Kernfusion soll in Zukunft unsere Energieversorgung sichern, und Deutschland will bei der Entwicklung vorn mit dabei sein. Dazu sollen drei neue Forschungseinrichtungen, sogenannte Hubs, aufgebaut werden. Jeder von ihnen beschäftigt sich mit einem anderen Teilbereich der Fusionsforschung. Alle drei sollen Forschung, Industrie und Infrastruktur enger zusammenführen.

Die Hubs Stride und Vega widmen sich den beiden Arten der Kernfusion: Stride beschäftigt sich mit der Fusion per magnetischem Einschluss in einem Stellarator. Deutschland sei wegen der Forschungsanlage Wendelstein 7-X in Greifswald führend, teilte das Bundesministerium für Forschung, Technologie und Raumfahrt (BMFTR) mit.

Stride wird am Max-Planck-Institut für Plasmaphysik (IPP) in Garching bei München angesiedelt sein. Ein weiterer Standort ist auf dem Gelände des stillgelegten Kernkraftwerks Gundremmingen geplant, wo auch das Demonstratorkraftwerk Stellaris entstehen soll. Das IPP wird zusammen mit den beiden Startups Proxima Fusion und Gauss Fusion die Koordination übernehmen.

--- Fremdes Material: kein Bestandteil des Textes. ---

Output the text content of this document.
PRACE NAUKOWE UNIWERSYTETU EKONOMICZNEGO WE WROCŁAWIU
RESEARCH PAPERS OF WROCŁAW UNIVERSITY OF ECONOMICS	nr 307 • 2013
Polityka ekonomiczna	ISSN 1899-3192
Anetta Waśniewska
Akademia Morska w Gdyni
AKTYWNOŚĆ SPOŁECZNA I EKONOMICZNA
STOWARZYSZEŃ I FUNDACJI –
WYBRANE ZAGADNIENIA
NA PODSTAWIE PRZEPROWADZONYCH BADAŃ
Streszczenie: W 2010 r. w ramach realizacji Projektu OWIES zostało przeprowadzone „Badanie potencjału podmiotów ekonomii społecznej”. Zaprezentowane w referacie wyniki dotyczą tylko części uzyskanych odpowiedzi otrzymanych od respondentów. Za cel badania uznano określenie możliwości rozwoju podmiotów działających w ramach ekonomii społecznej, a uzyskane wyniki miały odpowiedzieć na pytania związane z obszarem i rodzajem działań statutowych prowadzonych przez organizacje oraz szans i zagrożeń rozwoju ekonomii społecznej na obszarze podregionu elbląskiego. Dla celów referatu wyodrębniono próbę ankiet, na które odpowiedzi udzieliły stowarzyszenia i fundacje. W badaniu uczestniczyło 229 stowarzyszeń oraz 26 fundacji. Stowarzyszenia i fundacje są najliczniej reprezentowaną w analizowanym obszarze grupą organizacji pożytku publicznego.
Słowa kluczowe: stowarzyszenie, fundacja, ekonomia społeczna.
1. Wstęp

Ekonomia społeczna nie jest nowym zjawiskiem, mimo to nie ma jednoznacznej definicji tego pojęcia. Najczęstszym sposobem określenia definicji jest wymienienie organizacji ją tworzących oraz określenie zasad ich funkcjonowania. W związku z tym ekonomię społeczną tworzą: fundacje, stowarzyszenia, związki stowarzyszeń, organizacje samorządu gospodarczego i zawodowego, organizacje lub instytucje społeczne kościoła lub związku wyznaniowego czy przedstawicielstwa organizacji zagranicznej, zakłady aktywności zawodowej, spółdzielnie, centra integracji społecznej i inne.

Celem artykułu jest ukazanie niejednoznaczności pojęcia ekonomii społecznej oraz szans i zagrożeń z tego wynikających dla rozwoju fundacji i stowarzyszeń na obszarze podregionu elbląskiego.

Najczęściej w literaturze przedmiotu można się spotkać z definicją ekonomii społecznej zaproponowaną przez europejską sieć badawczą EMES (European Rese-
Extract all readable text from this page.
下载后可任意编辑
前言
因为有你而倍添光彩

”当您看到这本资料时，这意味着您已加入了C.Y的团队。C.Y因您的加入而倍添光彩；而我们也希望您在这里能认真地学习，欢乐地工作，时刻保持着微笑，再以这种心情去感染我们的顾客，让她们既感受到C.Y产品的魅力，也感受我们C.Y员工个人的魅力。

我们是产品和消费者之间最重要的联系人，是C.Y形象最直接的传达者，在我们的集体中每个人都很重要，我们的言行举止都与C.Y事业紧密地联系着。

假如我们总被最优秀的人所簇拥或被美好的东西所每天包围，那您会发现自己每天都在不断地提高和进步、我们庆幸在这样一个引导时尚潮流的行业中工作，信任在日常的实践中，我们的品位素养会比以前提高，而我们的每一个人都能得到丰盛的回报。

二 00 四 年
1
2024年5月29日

Die Forscher dort werden sich unter anderem um die Auslegung und Integration relevanter Systeme wie Magnete, Plasmaheizung und die Steuerungstechnik kümmern. Ziel ist zudem, Infrastrukturplattformen, Fertigungskapazitäten und die Ausbildung für die entsprechenden Fachkräfte zu schaffen.